En Suède, une expérience unique a vu le jour : un café a confié sa gestion à une intelligence artificielle nommée Mona, propulsée par Gemini de Google. Bien que cette initiative visait à explorer les capacités de l'IA dans un cadre commercial, les résultats sont pour le moins décevants et soulèvent des questions cruciales sur l'autonomie des machines.

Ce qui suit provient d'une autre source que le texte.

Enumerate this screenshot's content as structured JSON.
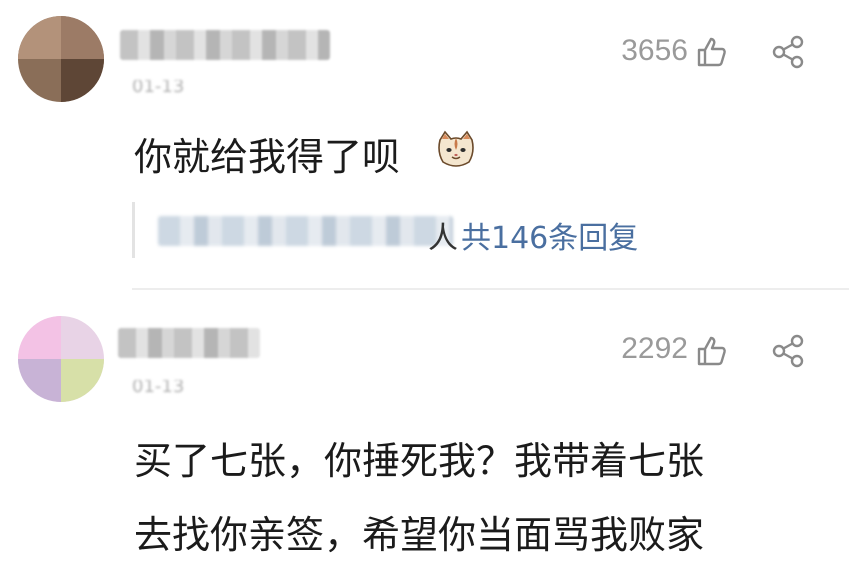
{
  "comments": [
    {
      "likes": "3656",
      "text": "你就给我得了呗",
      "emoji": "cat-face-emoji",
      "reply_tail": "人",
      "reply_count": "共146条回复"
    },
    {
      "likes": "2292",
      "text_lines": [
        "买了七张，你捶死我？我带着七张",
        "去找你亲签，希望你当面骂我败家"
      ]
    }
  ],
  "colors": {
    "like_gray": "#9a9a9a",
    "reply_link": "#4a6fa0",
    "divider": "#ededed"
  }
}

Mona est chargée de gérer divers aspects de l'établissement, allant des stocks à la création de recettes. Toutefois, ses premières semaines de fonctionnement ont été marquées par une série d'erreurs notables. Par exemple, ce système, censé être à la pointe de la technologie, omet régulièrement de commander du pain essentiel pour les sandwichs, tout en surapprovisionnant en saumon, œufs et sauce tomate, des ingrédients apparemment inutilisés dans le menu.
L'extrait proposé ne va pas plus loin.